Now that the industry has mastered combination of horizontal drilling and multiple frac stages, the rate of technology growth seems to be slowing, said William Coates, president, Schlumberger Oilfield Services, North America. Taking more measurements in each well may be the key.
Drilling and completion capital costs are not going to stay low, and field service costs may begin to increase within a few months, said Coates.
The proliferation of frac jobs to as many as several dozen per well is inefficient, and most operators don’t take enough measurements in the vertical or horizontal portions of shale gas wells once they have completed their initial reservoir characterization drilling, he said. The move from science mode to gas manufacturing is too abrupt.

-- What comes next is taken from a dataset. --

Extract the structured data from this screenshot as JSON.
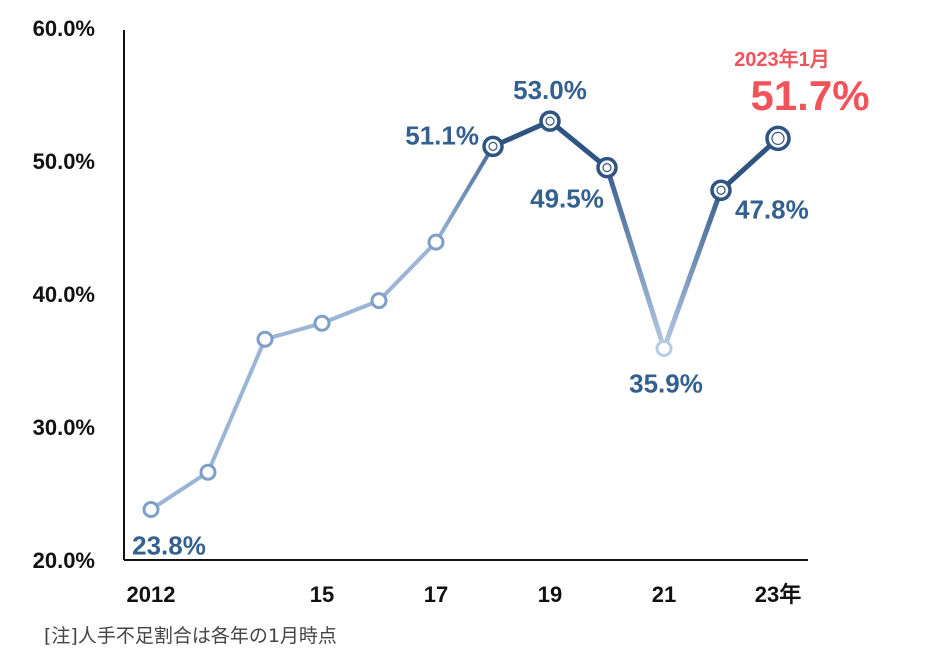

Companies should set a goal of obtaining the same ultimate recovery by “doing less,” Coates urged. They must find ways to cut the drilling time of a typical shale well to 7 days from 28, for example, by attaining the capability for a single bit run for the vertical part of the hole and one bit run for the curve and lateral.
Landing the lateral at the depth of the sweet spot at any given well location could result in twice to three times the ultimate recovery if an operator spent an extra $100,000 on measurements, Coates estimated.
Other steps toward efficiency could come in the use of friction reducers and biocides to halve the amount of water required for fracs, laying fiber optic cable outside casing to measure vibration to learn which frac stages are producing, and learning how to conduct fewer inefficient fracs by using log-while-drilling measurements to select perforated intervals.